Et comme Sombreval se prit à sourire :

— Tu ris ! — lui dit-elle avec une ironie plus méprisante que la sienne. — Par la splendeur du jour qui nous éclaire ! lorsque je parlais tout à l’heure à ta fille, j’ai vu comme je te vois, là… — et de son long bâton elle indiqua la place — ton cadavre à toi, Sombreval, qui mitonnait sous les eaux croupies… et, jour de Dieu ! je l’y vois encore ! — fit-elle avec le regard de l’horreur, mais de l’horreur sans épouvante.

Sombreval, malgré lui, regarda l’étang et ne vit que sa surface limoneuse, muette et sombre, que rien ne plissait.

— Bah ! — fit-il, ému pourtant ; mais, plus fort que cette émotion involontaire, il tourna les talons et redescendit dans la barque, comme s’il lui eût plu de fouler cette eau, qui roulait sa mort sous ses pieds.

— Elle devient de plus en plus visionnaire, — dit-il à sa fille et à Néel ; et il se mit à ramer pour retourner à l’anse d’où ils étaient partis, lorsque tout à coup ils virent revenir jusqu’au bord qu’elle avait quitté la grande Malgaigne. Elle n’était plus calme, mais elle était toujours majestueuse. Elle avait la main étendue vers Calixte qui s’éloignait.

— Calixte Sombreval ! — cria-t-elle, — si vous aimez votre père, empêchez-le de remettre jamais les pieds sur l’étang qui vous porte, car, je le jure sur mon âme éternelle, il ne les y remettra que pour y périr !

Malgré la raison de Calixte dont avait parlé Sombreval, une transe horrible passa dans ses yeux et en fit battre les paupières. Plus pâle, la pauvre enfant ne pouvait pas le devenir… « Oh ! revenons vite ! » — dit-elle avec un frisson… et ils revinrent. Sans doute, quand Néel fut parti, cette fille à laquelle il ne pouvait rien refuser obtint de son père la promesse qu’il n’eût pas faite à la Malgaigne, car, à partir de ce jour-là, on ne le revit, ni elle, ni lui, ni personne, sur l’étang verdâtre du Quesnay ; et la barque qui les y avait portés, pourrissant tristement à son éternel ancrage, fut bientôt rongée par les eaux.

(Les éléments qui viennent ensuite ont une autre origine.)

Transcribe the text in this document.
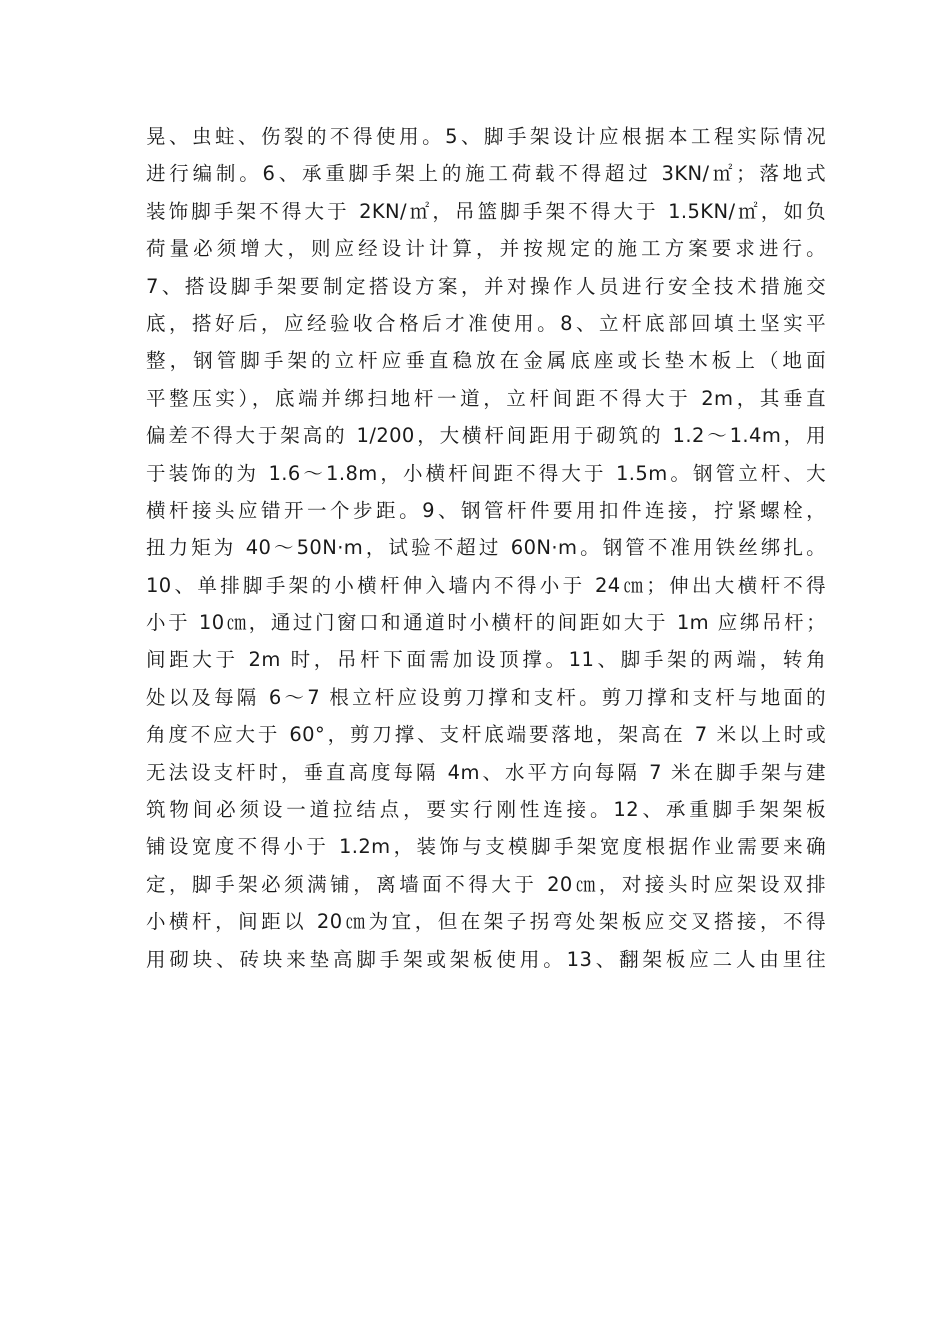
晃、虫蛀、伤裂的不得使用。5、脚手架设计应根据本工程实际情况
进行编制。6、承重脚手架上的施工荷载不得超过 3KN/㎡；落地式
装饰脚手架不得大于 2KN/㎡，吊篮脚手架不得大于 1.5KN/㎡，如负
荷量必须增大，则应经设计计算，并按规定的施工方案要求进行。
7、搭设脚手架要制定搭设方案，并对操作人员进行安全技术措施交
底，搭好后，应经验收合格后才准使用。8、立杆底部回填土坚实平
整，钢管脚手架的立杆应垂直稳放在金属底座或长垫木板上（地面
平整压实），底端并绑扫地杆一道，立杆间距不得大于 2m，其垂直
偏差不得大于架高的 1/200，大横杆间距用于砌筑的 1.2～1.4m，用
于装饰的为 1.6～1.8m，小横杆间距不得大于 1.5m。钢管立杆、大
横杆接头应错开一个步距。9、钢管杆件要用扣件连接，拧紧螺栓，
扭力矩为 40～50N·m，试验不超过 60N·m。钢管不准用铁丝绑扎。
10、单排脚手架的小横杆伸入墙内不得小于 24㎝；伸出大横杆不得
小于 10㎝，通过门窗口和通道时小横杆的间距如大于 1m 应绑吊杆；
间距大于 2m 时，吊杆下面需加设顶撑。11、脚手架的两端，转角
处以及每隔 6～7 根立杆应设剪刀撑和支杆。剪刀撑和支杆与地面的
角度不应大于 60°，剪刀撑、支杆底端要落地，架高在 7 米以上时或
无法设支杆时，垂直高度每隔 4m、水平方向每隔 7 米在脚手架与建
筑物间必须设一道拉结点，要实行刚性连接。12、承重脚手架架板
铺设宽度不得小于 1.2m，装饰与支模脚手架宽度根据作业需要来确
定，脚手架必须满铺，离墙面不得大于 20㎝，对接头时应架设双排
小横杆，间距以 20㎝为宜，但在架子拐弯处架板应交叉搭接，不得
用砌块、砖块来垫高脚手架或架板使用。13、翻架板应二人由里往
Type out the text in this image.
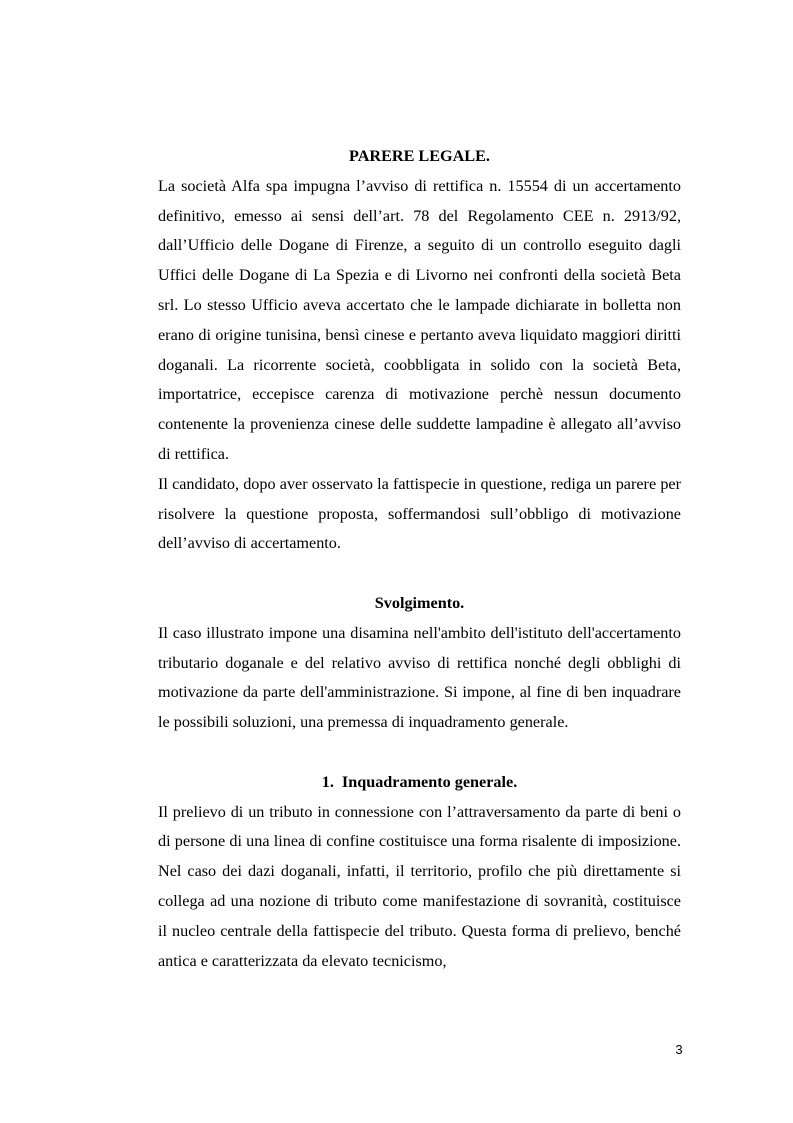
PARERE LEGALE.

La società Alfa spa impugna l’avviso di rettifica n. 15554 di un accertamento definitivo, emesso ai sensi dell’art. 78 del Regolamento CEE n. 2913/92, dall’Ufficio delle Dogane di Firenze, a seguito di un controllo eseguito dagli Uffici delle Dogane di La Spezia e di Livorno nei confronti della società Beta srl. Lo stesso Ufficio aveva accertato che le lampade dichiarate in bolletta non erano di origine tunisina, bensì cinese e pertanto aveva liquidato maggiori diritti doganali. La ricorrente società, coobbligata in solido con la società Beta, importatrice, eccepisce carenza di motivazione perchè nessun documento contenente la provenienza cinese delle suddette lampadine è allegato all’avviso di rettifica.

Il candidato, dopo aver osservato la fattispecie in questione, rediga un parere per risolvere la questione proposta, soffermandosi sull’obbligo di motivazione dell’avviso di accertamento.

Svolgimento.

Il caso illustrato impone una disamina nell'ambito dell'istituto dell'accertamento tributario doganale e del relativo avviso di rettifica nonché degli obblighi di motivazione da parte dell'amministrazione. Si impone, al fine di ben inquadrare le possibili soluzioni, una premessa di inquadramento generale.

1. Inquadramento generale.

Il prelievo di un tributo in connessione con l’attraversamento da parte di beni o di persone di una linea di confine costituisce una forma risalente di imposizione. Nel caso dei dazi doganali, infatti, il territorio, profilo che più direttamente si collega ad una nozione di tributo come manifestazione di sovranità, costituisce il nucleo centrale della fattispecie del tributo. Questa forma di prelievo, benché antica e caratterizzata da elevato tecnicismo,

3
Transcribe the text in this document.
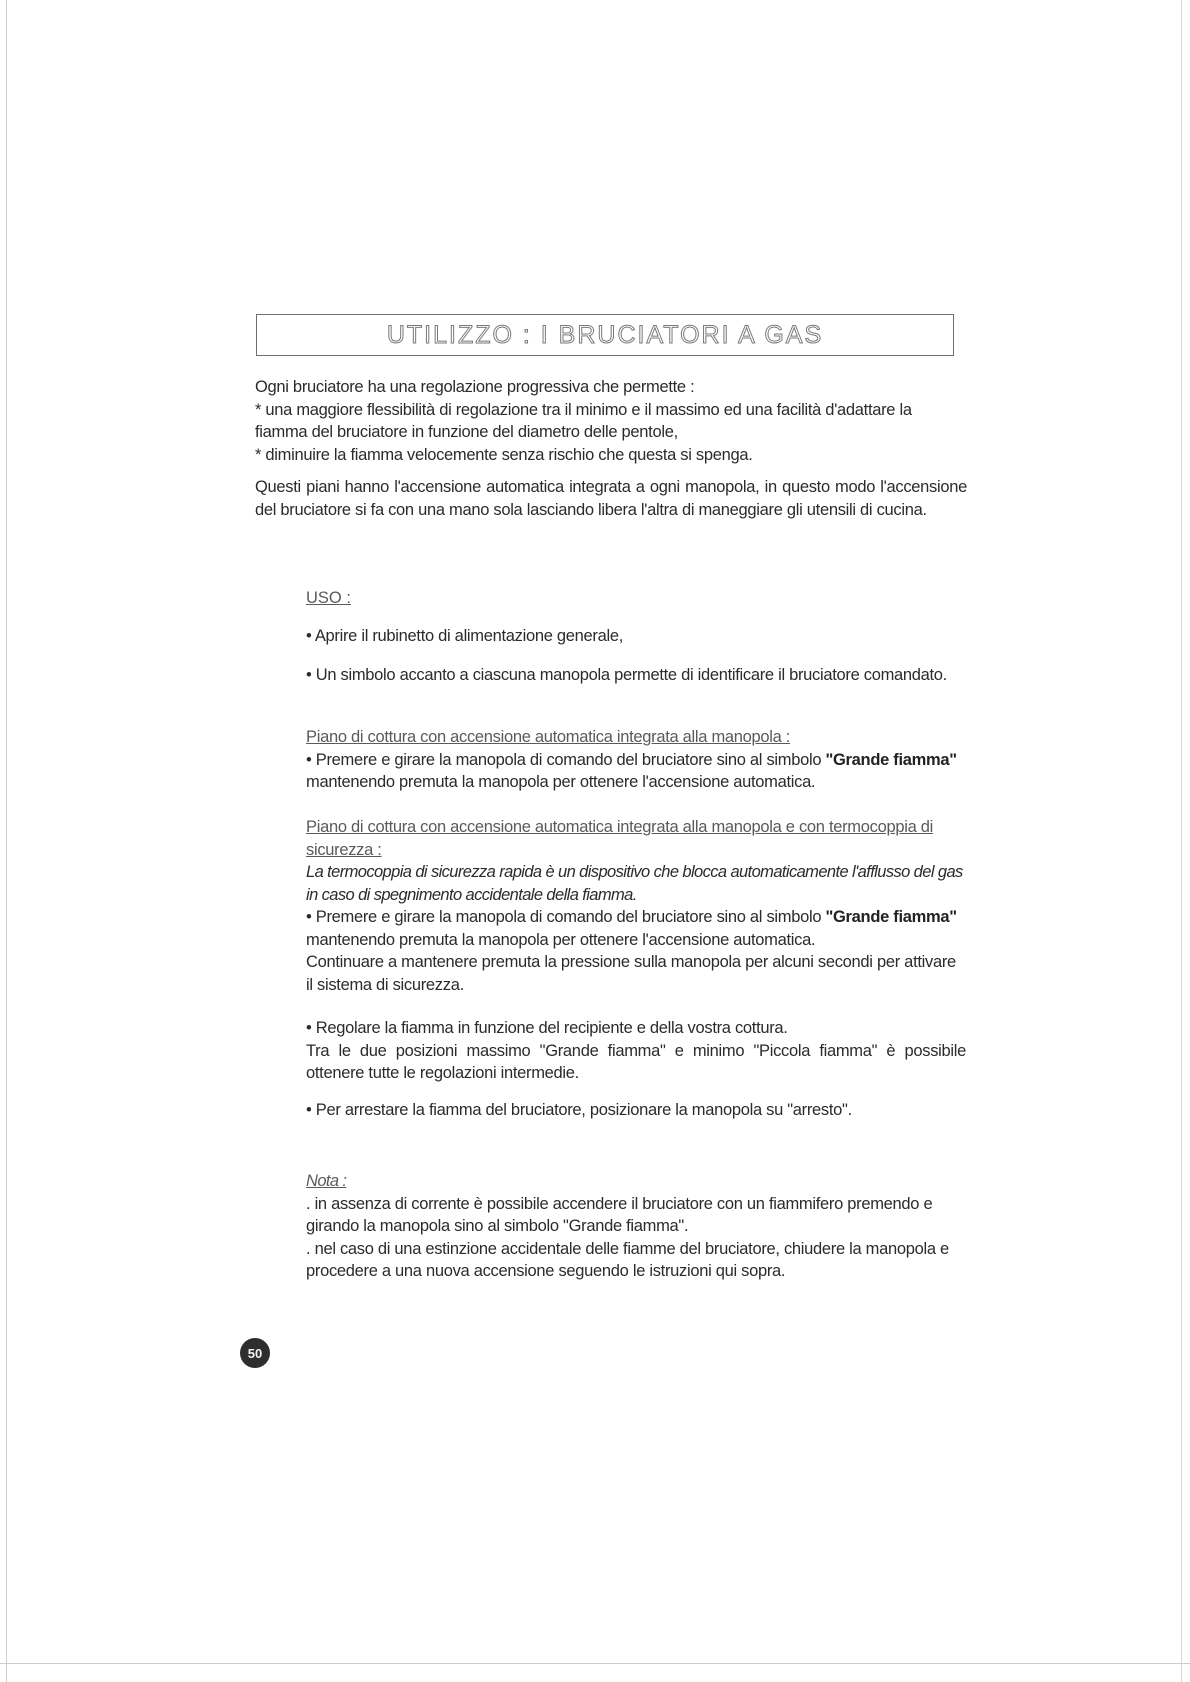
UTILIZZO : I BRUCIATORI A GAS

Ogni bruciatore ha una regolazione progressiva che permette :

* una maggiore flessibilità di regolazione tra il minimo e il massimo ed una facilità d'adattare la fiamma del bruciatore in funzione del diametro delle pentole,

* diminuire la fiamma velocemente senza rischio che questa si spenga.

Questi piani hanno l'accensione automatica integrata a ogni manopola, in questo modo l'accensione del bruciatore si fa con una mano sola lasciando libera l'altra di maneggiare gli utensili di cucina.

USO :

• Aprire il rubinetto di alimentazione generale,

• Un simbolo accanto a ciascuna manopola permette di identificare il bruciatore comandato.

Piano di cottura con accensione automatica integrata alla manopola :

• Premere e girare la manopola di comando del bruciatore sino al simbolo "Grande fiamma" mantenendo premuta la manopola per ottenere l'accensione automatica.

Piano di cottura con accensione automatica integrata alla manopola e con termocoppia di sicurezza :

La termocoppia di sicurezza rapida è un dispositivo che blocca automaticamente l'afflusso del gas in caso di spegnimento accidentale della fiamma.

• Premere e girare la manopola di comando del bruciatore sino al simbolo "Grande fiamma" mantenendo premuta la manopola per ottenere l'accensione automatica.

Continuare a mantenere premuta la pressione sulla manopola per alcuni secondi per attivare il sistema di sicurezza.

• Regolare la fiamma in funzione del recipiente e della vostra cottura.

Tra le due posizioni massimo "Grande fiamma" e minimo "Piccola fiamma" è possibile ottenere tutte le regolazioni intermedie.

• Per arrestare la fiamma del bruciatore, posizionare la manopola su "arresto".

Nota :

. in assenza di corrente è possibile accendere il bruciatore con un fiammifero premendo e girando la manopola sino al simbolo "Grande fiamma".

. nel caso di una estinzione accidentale delle fiamme del bruciatore, chiudere la manopola e procedere a una nuova accensione seguendo le istruzioni qui sopra.

50
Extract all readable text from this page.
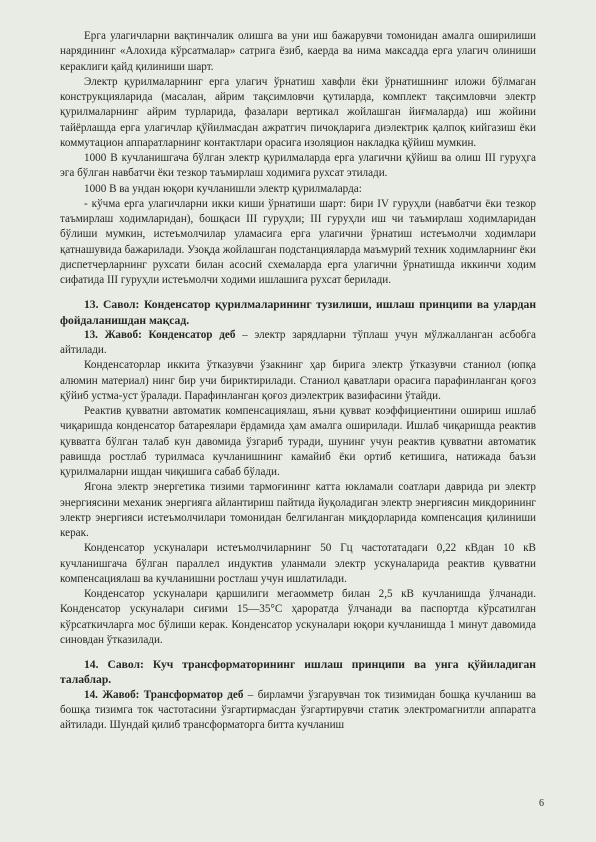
Ерга улагичларни вақтинчалик олишга ва уни иш бажарувчи томонидан амалга оширилиши нарядининг «Алохида кўрсатмалар» сатрига ёзиб, каерда ва нима максадда ерга улагич олиниши кераклиги қайд қилиниши шарт.

Электр қурилмаларнинг ерга улагич ўрнатиш хавфли ёки ўрнатишнинг иложи бўлмаган конструкцияларида (масалан, айрим тақсимловчи қутиларда, комплект тақсимловчи электр қурилмаларнинг айрим турларида, фазалари вертикал жойлашган йиғмаларда) иш жойини тайёрлашда ерга улагичлар қўйилмасдан ажратгич пичоқларига диэлектрик қалпоқ кийгазиш ёки коммутацион аппаратларнинг контактлари орасига изоляцион накладка қўйиш мумкин.

1000 В кучланишгача бўлган электр қурилмаларда ерга улагични қўйиш ва олиш III гуруҳга эга бўлган навбатчи ёки тезкор таъмирлаш ходимига рухсат этилади.

1000 В ва ундан юқори кучланишли электр қурилмаларда:

- кўчма ерга улагичларни икки киши ўрнатиши шарт: бири IV гуруҳли (навбатчи ёки тезкор таъмирлаш ходимларидан), бошқаси III гуруҳли; III гуруҳли иш чи таъмирлаш ходимларидан бўлиши мумкин, истеъмолчилар уламасига ерга улагични ўрнатиш истеъмолчи ходимлари қатнашувида бажарилади. Узоқда жойлашган подстанцияларда маъмурий техник ходимларнинг ёки диспетчерларнинг рухсати билан асосий схемаларда ерга улагични ўрнатишда иккинчи ходим сифатида III гуруҳли истеъмолчи ходими ишлашига рухсат берилади.

13. Савол: Конденсатор қурилмаларининг тузилиши, ишлаш принципи ва улардан фойдаланишдан мақсад.

13. Жавоб: Конденсатор деб – электр зарядларни тўплаш учун мўлжалланган асбобга айтилади.

Конденсаторлар иккита ўтказувчи ўзакнинг ҳар бирига электр ўтказувчи станиол (юпқа алюмин материал) нинг бир учи бириктирилади. Станиол қаватлари орасига парафинланган қоғоз қўйиб устма-уст ўралади. Парафинланган қоғоз диэлектрик вазифасини ўтайди.

Реактив қувватни автоматик компенсациялаш, яъни қувват коэффициентини ошириш ишлаб чиқаришда конденсатор батареялари ёрдамида ҳам амалга оширилади. Ишлаб чиқаришда реактив қувватга бўлган талаб кун давомида ўзгариб туради, шунинг учун реактив қувватни автоматик равишда ростлаб турилмаса кучланишнинг камайиб ёки ортиб кетишига, натижада баъзи қурилмаларни ишдан чиқишига сабаб бўлади.

Ягона электр энергетика тизими тармоғининг катта юкламали соатлари даврида ри электр энергиясини механик энергияга айлантириш пайтида йуқоладиган электр энергиясин микдорининг электр энергияси истеъмолчилари томонидан белгиланган миқдорларида компенсация қилиниши керак.

Конденсатор ускуналари истеъмолчиларнинг 50 Гц частотатадаги 0,22 кВдан 10 кВ кучланишгача бўлган параллел индуктив уланмали электр ускуналарида реактив қувватни компенсациялаш ва кучланишни ростлаш учун ишлатилади.

Конденсатор ускуналари қаршилиги мегаомметр билан 2,5 кВ кучланишда ўлчанади. Конденсатор ускуналари сиғими 15—35°С ҳароратда ўлчанади ва паспортда кўрсатилган кўрсаткичларга мос бўлиши керак. Конденсатор ускуналари юқори кучланишда 1 минут давомида синовдан ўтказилади.

14. Савол: Куч трансформаторининг ишлаш принципи ва унга қўйиладиган талаблар.

14. Жавоб: Трансформатор деб – бирламчи ўзгарувчан ток тизимидан бошқа кучланиш ва бошқа тизимга ток частотасини ўзгартирмасдан ўзгартирувчи статик электромагнитли аппаратга айтилади. Шундай қилиб трансформаторга битта кучланиш

6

  1. Le pi-vi, nommé ainsi, du cri qu’il pousse, par les paysans de Normandie, et qui est le Pivert pour tout le monde, est un charmant oiseau vert-bouteille, fin comme une perdrix, et qu’on lâche l’aile coupée dans les jardins du Cotentin, où il vit très bien et dont il est l’ornement. Gracieux prisonnier, aussi doux à voir, trottant d’un pied vif dans l’allée d’un parterre, entre les buis de deux plates-bandes, que les cygnes languissants dans l’orbe azuré des bassins.
  2. Courant d’eau, lavoir.
  3. Grandine, expression des enfants en Normandie, pour désigner leur grand’mère, qu’ils appellent aussi leur grande.